Positive molecular ions and ion‐neutral complexes in the gas phase: Structure and stability of C 2 H 4 O 2 +· and C 2 H 4 O 2 2+ isomers

The structure and stability of several C 2 H 4 O 2 +· and C 2 H 4 O 2 2+ isomers were studied by quantum chemical methods in an attempt to elucidate their most stable molecular arrangements and infer their contribution to the ion chemistry of astrophysical environments. The geometry optimizations were performed at B3LYP/6‐311G** and MP2/6‐311G** level. Single‐point calculations at equilibrium geometries were performed at left eigenstate completely renormalized coupled cluster method, CR‐CCL(2,3). Ninety minimum structures for the ions at the MP2 level were found: 38 related to C 2 H 4 O 2 +· , 33 to C 2 H 4 O 2 2+ , and 19 to ion‐neutral complexes. The more stable C 2 H 4 O 2 +· isomers have enolic structures, in agreement with the McLafferty rearrangement mechanism of straight chain aliphatic acids. In contrast, the most stable C 2 H 4 O 2 2+ isomer has an acyclic OCCO nonplanar linear chain structure, with terminal + OH 2 and CO + linkages.
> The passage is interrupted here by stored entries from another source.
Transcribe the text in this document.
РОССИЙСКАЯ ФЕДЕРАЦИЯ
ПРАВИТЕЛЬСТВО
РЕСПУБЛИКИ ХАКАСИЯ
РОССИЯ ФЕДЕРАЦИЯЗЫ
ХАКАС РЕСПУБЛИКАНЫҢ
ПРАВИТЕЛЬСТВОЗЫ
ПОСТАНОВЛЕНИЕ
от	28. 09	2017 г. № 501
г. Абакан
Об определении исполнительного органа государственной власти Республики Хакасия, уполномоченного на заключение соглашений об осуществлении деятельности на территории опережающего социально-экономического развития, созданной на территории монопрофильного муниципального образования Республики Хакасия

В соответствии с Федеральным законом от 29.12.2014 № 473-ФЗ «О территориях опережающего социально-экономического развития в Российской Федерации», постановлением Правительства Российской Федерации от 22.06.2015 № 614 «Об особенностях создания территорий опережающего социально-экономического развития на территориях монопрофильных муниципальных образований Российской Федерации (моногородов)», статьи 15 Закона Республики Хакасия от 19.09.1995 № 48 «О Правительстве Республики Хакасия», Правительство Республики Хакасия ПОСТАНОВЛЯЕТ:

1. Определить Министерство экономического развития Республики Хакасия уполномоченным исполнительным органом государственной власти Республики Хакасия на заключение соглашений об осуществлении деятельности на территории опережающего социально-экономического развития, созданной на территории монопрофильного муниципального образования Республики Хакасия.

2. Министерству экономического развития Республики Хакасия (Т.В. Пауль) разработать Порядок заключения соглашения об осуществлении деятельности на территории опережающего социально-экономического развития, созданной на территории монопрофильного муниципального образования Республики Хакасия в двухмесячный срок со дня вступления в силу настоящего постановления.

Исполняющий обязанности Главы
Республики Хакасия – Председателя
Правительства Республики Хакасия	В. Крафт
In addition, acetic acid and methyl formate analogue structures were found only for the monopositive ion, with higher energies though. Both global minima are significantly different from the more stable neutral isomers and, therefore, could not be found in a geometry optimization procedure starting from the neutral structures. Dissociative recombination reaction pathways of C 2 H 4 O 2 +· and its application to the formation of astrophysical neutral molecules are also discussed. © 2012 Wiley Periodicals, Inc.